The Rise of Performative Eating
Scroll through any social media feed in India, and you'll find a buffet of absurdity. A thali so large it requires two people to carry it. A biryani pot topped with flaming charcoal. A vada pav coated in edible gold leaf. This isn't just food; it's content.
Every dish is a potential spectacle, engineered not necessarily for taste but for its visual 'wow' factor. We've entered an era of performative eating, where the primary purpose of a meal is to be filmed, photographed, and shared. These stunts thrive on novelty. They offer a jolt of surprise in an otherwise predictable timeline. The 'flying dosa' maker in Mumbai or the 'fire paan' vendor in Delhi aren't just cooks; they're entertainers. Their kitchens are stages, and their ingredients are props. While there's a certain fleeting fun to it, this trend reduces the profound act of cooking and eating to a cheap gimmick. The focus shifts from flavour, texture, and aroma to the shock value of the presentation. It’s a transaction designed for a 15-second reel, not for lasting satisfaction.
The Empty Calories of Virality
The problem with food-as-spectacle is that, like most spectacles, it’s often hollow. Once the camera is turned off and the post is uploaded, what remains? Often, a lukewarm, overpriced dish that prioritised looks over substance. The giant paratha is more dough than filling, the cheese pull is achieved with additives that compromise texture, and the gold leaf adds nothing to the taste but plenty to the bill. This culture of viral stunts creates a cycle of culinary FOMO (Fear Of Missing Out). We chase the next big thing, ticking off trending foods like items on a checklist. But the dopamine hit is short-lived. It’s the sugar rush of the food world—an intense spike followed by a crash. It lacks the deep, slow-burning energy that comes from a truly nourishing experience. We consume the image of the food more than the food itself, leaving us digitally full but emotionally and gastronomically hungry for something more.

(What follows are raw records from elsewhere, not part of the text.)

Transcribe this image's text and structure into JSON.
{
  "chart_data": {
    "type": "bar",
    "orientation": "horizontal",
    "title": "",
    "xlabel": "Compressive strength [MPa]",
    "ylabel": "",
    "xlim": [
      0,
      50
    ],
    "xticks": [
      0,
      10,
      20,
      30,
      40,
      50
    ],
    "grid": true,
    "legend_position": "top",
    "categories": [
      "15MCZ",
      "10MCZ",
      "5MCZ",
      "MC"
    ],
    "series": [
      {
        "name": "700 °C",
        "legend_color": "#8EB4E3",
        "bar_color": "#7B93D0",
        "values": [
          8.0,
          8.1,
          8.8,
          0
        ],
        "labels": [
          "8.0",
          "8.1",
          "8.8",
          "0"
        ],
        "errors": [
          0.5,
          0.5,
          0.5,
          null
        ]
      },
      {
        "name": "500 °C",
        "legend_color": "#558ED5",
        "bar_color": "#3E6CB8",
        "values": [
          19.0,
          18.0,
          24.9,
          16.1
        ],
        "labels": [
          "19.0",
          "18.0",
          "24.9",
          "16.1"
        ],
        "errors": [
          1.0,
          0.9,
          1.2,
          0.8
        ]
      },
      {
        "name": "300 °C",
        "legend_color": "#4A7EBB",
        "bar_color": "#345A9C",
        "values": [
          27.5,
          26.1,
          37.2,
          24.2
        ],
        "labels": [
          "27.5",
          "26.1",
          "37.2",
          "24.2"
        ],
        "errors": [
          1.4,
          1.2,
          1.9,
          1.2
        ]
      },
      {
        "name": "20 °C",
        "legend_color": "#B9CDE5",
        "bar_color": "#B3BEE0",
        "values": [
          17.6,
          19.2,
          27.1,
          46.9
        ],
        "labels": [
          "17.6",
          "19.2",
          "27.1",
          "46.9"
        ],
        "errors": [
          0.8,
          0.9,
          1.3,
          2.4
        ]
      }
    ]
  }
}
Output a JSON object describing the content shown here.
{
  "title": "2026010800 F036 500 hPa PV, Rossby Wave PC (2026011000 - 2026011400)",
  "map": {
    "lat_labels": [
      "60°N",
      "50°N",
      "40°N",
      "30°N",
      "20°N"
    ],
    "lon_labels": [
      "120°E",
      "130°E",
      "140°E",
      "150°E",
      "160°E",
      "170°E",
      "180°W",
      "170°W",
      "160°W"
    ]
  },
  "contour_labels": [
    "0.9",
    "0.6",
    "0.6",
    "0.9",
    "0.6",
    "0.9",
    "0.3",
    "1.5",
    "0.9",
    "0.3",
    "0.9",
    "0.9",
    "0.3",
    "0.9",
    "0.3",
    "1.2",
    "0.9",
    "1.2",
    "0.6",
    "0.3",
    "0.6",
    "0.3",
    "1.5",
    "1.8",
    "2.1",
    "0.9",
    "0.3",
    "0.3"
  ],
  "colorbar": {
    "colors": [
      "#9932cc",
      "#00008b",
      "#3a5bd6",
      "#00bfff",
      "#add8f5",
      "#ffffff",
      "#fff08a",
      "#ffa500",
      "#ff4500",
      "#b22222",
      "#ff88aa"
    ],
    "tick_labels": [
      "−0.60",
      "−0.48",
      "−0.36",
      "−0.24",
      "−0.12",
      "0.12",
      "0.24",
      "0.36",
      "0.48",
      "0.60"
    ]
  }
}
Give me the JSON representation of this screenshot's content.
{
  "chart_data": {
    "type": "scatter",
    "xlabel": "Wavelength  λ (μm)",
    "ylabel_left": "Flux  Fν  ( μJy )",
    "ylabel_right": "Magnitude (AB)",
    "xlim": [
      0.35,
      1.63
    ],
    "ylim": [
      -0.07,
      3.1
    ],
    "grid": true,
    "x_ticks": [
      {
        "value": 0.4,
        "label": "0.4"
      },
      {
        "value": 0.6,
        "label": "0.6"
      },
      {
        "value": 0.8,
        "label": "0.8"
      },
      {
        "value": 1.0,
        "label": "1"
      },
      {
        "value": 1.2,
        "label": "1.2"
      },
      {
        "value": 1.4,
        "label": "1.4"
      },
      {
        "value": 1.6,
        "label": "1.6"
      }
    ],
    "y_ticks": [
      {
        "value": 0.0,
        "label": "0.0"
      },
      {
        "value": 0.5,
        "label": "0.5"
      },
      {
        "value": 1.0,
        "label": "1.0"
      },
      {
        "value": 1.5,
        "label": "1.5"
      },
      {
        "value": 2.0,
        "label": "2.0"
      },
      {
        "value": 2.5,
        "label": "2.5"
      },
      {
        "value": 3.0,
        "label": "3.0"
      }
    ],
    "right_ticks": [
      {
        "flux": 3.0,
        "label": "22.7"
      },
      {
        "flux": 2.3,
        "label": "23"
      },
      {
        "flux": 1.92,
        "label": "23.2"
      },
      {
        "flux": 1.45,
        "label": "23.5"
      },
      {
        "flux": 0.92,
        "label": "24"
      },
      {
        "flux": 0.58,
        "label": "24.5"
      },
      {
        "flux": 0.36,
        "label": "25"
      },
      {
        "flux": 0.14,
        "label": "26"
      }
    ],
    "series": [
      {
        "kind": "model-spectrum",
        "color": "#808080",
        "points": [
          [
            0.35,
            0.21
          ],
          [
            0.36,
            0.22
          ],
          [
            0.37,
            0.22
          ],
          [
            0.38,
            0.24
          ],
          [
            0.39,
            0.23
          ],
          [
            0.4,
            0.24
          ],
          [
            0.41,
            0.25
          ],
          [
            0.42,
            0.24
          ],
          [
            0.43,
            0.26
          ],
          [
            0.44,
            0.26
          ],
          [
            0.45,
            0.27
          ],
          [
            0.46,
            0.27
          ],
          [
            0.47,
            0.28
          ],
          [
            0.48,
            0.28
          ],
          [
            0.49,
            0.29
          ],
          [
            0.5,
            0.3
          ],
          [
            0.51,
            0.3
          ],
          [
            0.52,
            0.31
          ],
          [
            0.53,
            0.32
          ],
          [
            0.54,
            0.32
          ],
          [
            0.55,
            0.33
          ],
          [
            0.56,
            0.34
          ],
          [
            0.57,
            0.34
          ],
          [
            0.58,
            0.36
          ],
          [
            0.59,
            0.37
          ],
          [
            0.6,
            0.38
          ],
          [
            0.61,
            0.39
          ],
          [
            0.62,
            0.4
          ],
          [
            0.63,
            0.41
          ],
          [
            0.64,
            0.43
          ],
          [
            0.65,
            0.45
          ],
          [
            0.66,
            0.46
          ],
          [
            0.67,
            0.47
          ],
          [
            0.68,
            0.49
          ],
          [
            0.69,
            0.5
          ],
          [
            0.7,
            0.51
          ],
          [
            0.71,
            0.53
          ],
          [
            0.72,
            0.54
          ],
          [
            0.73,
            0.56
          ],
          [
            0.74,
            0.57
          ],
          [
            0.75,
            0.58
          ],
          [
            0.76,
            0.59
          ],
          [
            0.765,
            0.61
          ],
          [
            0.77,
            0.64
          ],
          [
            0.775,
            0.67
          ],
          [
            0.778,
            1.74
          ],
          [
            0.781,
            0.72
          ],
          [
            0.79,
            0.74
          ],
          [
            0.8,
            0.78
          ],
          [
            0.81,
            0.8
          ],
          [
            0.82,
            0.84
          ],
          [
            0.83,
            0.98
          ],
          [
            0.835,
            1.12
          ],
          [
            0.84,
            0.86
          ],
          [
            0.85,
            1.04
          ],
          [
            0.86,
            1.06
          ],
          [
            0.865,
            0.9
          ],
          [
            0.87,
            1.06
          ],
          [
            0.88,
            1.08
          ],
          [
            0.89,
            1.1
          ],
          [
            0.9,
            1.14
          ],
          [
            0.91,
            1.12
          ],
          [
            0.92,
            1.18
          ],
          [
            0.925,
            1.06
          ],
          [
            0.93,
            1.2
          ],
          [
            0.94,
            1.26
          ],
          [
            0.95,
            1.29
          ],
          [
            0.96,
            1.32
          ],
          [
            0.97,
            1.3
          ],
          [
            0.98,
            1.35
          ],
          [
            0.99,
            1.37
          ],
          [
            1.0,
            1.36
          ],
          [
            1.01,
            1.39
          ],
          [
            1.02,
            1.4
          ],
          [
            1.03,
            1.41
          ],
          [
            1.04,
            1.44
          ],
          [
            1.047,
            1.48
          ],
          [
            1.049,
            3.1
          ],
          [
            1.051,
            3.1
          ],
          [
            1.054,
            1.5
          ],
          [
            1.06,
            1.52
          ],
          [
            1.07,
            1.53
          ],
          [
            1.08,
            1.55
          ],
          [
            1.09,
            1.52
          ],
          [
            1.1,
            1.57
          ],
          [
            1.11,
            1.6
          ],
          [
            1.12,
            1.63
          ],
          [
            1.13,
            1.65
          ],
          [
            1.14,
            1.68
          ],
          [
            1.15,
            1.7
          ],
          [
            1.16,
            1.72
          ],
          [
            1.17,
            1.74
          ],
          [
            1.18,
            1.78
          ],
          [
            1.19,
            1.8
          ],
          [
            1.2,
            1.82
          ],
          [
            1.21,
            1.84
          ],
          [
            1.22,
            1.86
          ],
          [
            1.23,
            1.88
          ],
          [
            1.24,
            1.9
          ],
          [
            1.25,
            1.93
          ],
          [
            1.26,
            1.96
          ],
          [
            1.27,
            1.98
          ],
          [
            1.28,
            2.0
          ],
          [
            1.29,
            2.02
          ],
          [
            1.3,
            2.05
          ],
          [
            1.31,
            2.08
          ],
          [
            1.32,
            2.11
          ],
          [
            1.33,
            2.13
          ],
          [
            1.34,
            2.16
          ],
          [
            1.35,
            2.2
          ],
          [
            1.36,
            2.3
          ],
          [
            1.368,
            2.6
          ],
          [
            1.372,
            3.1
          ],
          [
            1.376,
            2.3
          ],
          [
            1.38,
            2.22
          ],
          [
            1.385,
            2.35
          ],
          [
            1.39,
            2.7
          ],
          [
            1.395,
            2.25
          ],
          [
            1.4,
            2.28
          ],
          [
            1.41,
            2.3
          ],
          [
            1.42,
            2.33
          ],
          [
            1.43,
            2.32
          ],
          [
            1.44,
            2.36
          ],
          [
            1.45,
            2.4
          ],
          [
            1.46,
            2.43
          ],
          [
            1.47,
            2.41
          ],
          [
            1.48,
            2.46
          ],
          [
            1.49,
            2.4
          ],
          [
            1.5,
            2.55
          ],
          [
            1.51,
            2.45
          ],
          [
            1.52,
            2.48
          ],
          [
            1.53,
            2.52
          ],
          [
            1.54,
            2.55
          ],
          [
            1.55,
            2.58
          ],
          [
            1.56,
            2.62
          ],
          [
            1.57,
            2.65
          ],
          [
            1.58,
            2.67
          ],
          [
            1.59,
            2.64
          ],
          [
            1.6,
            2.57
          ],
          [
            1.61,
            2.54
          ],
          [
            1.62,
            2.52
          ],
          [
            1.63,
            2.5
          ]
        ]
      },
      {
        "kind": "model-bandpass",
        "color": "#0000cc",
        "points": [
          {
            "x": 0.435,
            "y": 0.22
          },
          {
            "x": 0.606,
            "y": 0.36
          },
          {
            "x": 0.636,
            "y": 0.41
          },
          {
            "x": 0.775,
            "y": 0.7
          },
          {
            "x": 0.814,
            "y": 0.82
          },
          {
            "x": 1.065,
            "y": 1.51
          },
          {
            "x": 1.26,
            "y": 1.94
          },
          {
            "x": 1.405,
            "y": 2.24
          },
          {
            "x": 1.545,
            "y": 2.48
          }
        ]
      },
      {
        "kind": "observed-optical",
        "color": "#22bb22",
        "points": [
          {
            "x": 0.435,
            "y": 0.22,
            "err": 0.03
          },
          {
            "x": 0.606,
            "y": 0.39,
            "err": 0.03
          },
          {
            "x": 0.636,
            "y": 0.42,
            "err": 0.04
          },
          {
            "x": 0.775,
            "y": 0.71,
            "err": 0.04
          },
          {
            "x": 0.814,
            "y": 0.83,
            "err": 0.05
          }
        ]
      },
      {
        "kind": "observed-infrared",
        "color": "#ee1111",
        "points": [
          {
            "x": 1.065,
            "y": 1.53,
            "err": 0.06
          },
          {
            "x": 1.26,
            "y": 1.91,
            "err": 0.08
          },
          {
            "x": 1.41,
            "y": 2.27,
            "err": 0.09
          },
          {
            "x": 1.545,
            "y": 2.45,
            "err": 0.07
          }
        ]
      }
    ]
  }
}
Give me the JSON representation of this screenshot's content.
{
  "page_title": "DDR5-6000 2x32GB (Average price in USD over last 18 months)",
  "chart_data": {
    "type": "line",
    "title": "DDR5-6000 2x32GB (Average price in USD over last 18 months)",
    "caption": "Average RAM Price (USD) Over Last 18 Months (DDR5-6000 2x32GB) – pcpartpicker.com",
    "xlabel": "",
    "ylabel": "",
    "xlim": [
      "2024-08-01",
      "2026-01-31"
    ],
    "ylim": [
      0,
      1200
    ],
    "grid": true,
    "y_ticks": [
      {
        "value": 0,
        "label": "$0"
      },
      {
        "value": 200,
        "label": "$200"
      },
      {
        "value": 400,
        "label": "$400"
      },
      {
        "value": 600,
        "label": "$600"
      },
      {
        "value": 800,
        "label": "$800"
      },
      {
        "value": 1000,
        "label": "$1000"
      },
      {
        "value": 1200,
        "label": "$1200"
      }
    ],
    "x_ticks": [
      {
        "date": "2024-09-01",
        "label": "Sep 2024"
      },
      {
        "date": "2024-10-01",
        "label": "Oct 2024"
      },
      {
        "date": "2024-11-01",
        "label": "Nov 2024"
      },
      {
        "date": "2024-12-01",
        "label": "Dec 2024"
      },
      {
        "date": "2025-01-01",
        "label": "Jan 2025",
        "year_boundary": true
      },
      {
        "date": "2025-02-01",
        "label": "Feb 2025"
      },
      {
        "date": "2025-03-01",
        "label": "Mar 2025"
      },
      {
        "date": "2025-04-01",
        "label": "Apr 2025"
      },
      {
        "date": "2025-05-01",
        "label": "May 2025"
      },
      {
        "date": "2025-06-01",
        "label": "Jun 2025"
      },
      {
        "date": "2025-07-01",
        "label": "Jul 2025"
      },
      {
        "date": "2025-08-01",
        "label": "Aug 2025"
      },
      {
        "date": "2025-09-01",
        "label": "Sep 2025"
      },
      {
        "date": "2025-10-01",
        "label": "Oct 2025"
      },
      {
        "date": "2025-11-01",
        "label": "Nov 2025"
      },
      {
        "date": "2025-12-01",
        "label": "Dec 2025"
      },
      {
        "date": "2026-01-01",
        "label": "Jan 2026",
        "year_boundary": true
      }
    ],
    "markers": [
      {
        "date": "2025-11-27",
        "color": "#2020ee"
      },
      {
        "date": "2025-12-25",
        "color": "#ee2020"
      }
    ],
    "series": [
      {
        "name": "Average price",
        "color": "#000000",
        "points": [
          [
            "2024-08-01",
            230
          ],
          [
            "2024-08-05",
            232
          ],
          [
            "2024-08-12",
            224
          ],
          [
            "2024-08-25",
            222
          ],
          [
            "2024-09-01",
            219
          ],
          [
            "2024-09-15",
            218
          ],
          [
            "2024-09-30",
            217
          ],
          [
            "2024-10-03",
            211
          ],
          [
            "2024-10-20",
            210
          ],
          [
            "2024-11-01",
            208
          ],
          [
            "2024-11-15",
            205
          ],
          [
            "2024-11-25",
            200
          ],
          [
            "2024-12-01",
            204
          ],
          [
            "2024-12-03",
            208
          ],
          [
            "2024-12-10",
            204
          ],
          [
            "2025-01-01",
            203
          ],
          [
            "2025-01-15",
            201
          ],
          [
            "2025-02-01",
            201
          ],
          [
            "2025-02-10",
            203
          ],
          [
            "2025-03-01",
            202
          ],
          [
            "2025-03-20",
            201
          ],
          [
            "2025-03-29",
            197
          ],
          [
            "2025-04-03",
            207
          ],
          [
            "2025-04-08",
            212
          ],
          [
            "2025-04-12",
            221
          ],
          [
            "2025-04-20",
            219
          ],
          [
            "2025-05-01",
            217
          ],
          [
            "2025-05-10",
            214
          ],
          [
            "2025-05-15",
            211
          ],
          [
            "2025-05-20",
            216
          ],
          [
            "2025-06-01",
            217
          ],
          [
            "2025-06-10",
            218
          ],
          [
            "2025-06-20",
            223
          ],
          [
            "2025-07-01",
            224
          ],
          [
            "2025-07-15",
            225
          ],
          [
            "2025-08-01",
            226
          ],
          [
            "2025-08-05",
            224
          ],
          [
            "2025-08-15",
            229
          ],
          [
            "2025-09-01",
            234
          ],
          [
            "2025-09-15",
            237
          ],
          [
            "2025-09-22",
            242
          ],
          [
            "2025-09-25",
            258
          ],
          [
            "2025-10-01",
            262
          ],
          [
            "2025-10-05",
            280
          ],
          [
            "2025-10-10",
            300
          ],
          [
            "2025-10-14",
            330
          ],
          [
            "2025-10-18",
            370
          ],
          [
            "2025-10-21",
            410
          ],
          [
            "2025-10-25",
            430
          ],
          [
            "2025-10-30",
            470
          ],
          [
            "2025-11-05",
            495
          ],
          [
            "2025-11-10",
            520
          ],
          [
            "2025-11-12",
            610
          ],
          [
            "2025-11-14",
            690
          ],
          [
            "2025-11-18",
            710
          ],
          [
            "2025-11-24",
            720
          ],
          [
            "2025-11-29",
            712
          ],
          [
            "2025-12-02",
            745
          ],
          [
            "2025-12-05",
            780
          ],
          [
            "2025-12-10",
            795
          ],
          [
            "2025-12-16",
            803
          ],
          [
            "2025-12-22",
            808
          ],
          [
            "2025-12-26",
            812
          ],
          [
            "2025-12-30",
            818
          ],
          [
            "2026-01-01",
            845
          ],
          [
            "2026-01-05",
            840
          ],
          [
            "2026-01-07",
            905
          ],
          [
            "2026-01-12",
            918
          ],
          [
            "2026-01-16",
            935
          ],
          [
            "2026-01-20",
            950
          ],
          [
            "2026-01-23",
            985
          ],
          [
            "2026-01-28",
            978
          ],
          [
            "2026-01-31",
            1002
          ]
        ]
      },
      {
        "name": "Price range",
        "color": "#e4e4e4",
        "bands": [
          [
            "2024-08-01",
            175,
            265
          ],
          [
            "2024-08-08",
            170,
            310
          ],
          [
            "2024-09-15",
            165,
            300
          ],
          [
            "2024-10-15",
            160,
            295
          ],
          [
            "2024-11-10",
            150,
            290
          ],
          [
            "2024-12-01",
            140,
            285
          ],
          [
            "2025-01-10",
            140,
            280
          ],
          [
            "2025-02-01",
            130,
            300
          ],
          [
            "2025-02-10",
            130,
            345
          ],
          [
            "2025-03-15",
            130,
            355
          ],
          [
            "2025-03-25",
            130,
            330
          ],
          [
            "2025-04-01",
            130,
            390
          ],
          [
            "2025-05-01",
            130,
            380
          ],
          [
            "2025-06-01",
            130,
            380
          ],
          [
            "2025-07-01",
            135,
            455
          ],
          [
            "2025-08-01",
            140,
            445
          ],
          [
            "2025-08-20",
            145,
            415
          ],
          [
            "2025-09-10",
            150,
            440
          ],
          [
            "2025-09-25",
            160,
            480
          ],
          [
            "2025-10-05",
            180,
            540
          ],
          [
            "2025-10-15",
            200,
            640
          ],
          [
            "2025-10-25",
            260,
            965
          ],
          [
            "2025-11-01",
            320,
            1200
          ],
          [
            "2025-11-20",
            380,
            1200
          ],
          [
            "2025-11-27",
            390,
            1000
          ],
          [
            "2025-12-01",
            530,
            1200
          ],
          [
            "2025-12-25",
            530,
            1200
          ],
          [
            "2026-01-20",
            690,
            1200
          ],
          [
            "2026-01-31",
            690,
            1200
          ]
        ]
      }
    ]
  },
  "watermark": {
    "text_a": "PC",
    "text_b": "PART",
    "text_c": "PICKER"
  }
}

Defining the 'Meaningful Meal'
So, what is the antidote? It’s the meaningful meal. This isn’t about expensive ingredients or complicated techniques. Its value lies not in what’s on the plate, but in the context surrounding it. A meaningful meal is steeped in memory, connection, and tradition. It’s the simple rajma chawal your mother makes, a recipe perfected over decades that tastes like home. It’s the steaming hot chai and pakoras shared with friends on a rainy afternoon, the conversation flowing as freely as the tea. It’s the festive feast of puri, kheer, and sabzi prepared during Diwali, each dish carrying the weight of generations of tradition. It’s the lunchbox meal shared with office colleagues, a small act of community in the middle of a hectic day. These meals are about commensality—the act of eating together. They are about storytelling, with every bite evoking a memory or creating a new one. The flavours are intertwined with emotions: love, comfort, celebration, and belonging. This food isn't designed to be viral; it's designed to be vital.
Choosing Connection Over Clicks
Pitting a home-cooked meal against a viral food stunt isn't a fair fight, because they aren’t competing on the same terms. One is an experience, the other is an event. One is about nourishment, the other is about novelty. The choice isn't about being a food snob or rejecting fun. It's about being intentional with what we seek from our food. There's a quiet joy in sitting down to a meal that requires no documentation. A meal where the only audience is the people you're with, and the only 'like' that matters is the satisfied silence after the first bite. These are the meals that build the fabric of our lives. They are the landmarks of our personal histories. The taste of your grandmother’s pickle will linger in your memory far longer than the image of a nitrogen-smoked dessert. The comfort of a simple khichdi when you’re unwell provides a solace that no 1,000-rupee gold-plated dish can buy.